Comedy Bang! Bang! is built on showbiz conceits—or, as Scott exclaims when he hires the editors back, “Comedy Bang! Bang! isn’t about one dumb gimmick every week. It’s about a different dumb gimmick every week.” That ever-changing framework keeps the show from getting as stale as the tropes it spoofs, and the gimmick of shooting in continuous takes is a big success. It showcase performances, it’s technically proficient, and it’s a strong central narrative that keeps the episode focused even when the camera’s veering around, trying to find its mark.
Stray observations
- Scott’s onscreen credit: Shot Unbrokenman.
- Scott’s basketball t-shirts read “… Look closer,” “If you can’t be famous, be infamous,” “You think you know who you are. You have NO IDEA,” and “The nation awaits…”

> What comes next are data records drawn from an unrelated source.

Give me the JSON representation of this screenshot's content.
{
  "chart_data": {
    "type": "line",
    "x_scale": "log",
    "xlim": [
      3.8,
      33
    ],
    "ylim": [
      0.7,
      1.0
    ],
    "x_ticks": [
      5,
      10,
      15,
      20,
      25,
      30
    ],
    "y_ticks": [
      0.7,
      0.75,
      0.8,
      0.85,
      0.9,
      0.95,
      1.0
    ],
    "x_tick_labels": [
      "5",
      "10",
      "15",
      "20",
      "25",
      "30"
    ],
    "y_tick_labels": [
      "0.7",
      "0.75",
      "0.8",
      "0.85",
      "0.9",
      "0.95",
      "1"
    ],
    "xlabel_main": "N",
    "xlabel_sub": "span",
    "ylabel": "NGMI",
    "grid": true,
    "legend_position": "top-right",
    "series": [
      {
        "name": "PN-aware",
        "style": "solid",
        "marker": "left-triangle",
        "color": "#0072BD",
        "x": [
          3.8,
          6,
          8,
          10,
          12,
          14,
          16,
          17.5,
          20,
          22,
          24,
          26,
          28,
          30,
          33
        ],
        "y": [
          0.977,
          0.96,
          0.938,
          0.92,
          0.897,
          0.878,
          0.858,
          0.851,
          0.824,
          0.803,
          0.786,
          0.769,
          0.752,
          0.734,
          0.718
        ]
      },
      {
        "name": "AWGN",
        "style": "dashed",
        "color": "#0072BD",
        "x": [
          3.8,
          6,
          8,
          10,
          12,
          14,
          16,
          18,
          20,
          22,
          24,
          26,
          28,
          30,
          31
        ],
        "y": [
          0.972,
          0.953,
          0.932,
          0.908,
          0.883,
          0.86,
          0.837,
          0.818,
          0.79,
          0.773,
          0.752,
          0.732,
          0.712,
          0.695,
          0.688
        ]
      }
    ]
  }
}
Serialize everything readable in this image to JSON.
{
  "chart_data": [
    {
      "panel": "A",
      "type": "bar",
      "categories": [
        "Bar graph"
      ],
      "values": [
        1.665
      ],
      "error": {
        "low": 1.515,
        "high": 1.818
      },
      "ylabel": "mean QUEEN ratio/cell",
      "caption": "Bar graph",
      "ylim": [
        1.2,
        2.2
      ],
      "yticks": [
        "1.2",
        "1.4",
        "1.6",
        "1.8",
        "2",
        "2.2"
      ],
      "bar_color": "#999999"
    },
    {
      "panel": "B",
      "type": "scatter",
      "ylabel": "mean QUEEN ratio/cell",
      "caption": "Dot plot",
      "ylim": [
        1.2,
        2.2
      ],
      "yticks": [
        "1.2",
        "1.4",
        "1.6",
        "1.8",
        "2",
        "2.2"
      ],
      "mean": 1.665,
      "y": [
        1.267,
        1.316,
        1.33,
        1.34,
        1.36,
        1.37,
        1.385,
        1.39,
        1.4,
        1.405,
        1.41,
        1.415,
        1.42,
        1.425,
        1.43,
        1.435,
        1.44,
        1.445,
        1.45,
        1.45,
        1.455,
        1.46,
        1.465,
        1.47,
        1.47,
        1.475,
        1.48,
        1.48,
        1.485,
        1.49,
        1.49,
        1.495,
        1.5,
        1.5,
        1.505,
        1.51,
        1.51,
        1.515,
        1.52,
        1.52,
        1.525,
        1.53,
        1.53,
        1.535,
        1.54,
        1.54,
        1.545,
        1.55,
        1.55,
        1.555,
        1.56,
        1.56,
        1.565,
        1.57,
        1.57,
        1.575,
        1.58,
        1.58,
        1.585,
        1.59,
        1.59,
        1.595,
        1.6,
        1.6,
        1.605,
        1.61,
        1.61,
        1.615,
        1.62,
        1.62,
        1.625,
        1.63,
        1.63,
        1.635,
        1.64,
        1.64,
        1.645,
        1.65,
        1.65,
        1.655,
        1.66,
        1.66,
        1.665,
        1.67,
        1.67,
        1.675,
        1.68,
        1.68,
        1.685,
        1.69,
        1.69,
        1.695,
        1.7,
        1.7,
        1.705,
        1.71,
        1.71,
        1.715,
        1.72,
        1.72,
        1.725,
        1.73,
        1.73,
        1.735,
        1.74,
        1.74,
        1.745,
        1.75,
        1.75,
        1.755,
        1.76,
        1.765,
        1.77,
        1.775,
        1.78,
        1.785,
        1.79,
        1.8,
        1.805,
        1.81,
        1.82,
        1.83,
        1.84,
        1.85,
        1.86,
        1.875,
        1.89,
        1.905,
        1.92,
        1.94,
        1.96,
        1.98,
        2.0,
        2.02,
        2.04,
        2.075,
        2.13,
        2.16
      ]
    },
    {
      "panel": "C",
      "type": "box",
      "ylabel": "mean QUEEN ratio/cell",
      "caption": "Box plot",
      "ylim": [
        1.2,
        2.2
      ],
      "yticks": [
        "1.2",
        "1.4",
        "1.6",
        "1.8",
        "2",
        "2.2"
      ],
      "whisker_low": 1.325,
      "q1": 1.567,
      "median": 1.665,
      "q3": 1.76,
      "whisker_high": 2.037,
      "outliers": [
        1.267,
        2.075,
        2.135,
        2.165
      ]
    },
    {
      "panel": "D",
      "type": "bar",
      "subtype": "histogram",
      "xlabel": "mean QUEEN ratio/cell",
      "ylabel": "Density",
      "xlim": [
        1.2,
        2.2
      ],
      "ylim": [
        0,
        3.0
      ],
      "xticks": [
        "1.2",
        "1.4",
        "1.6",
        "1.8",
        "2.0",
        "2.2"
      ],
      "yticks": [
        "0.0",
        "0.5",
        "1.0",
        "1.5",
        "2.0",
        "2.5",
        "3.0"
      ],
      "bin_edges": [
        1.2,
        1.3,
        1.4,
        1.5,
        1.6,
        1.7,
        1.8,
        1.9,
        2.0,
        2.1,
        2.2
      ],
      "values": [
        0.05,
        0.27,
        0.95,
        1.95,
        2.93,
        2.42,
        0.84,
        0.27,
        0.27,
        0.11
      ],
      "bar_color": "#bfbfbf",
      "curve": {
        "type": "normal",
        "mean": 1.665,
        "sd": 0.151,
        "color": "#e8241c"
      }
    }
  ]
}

- There’s a joke within a joke in the presentation of the basketball montage. Apparently, the editors continue working right up to the point where their strike announcement appears on camera, then stop. Or maybe that carefully edited sequence foreshadows their return at episode’s end, when they cut together the show we’re watching.
- “Cut it out!” “That’s what I’m saying: Can you cut this part out where I’m going ‘Suck it! Suck it! Suck it! Suck it!’?”
- Dame Sir Lord Andrew Lloyd Webber is introduced here simply as Lord Andrew Lloyd Webber, and who am I to doubt his title?
- Structure is great, but the real test of comedy is laughter, and I laughed myself silly during this episode. Thomas Lennon lines are already a staple of my household’s lexicon, and “Tom Lennon Wears Black Slacks And A Black Skinny Tie” is sure to add one or two. But nothing stuck as hard or fast as Paul F. Tompkins’ “My noises aren’t finished yet!”
- I know we can count on one of you to transcribe Lord Andrew Lloyd Webber’s rap addition to Jesus Christ Superstar in the comments. You’re doing the Lord’s work… Lord Andrew Lloyd Webber’s, that is.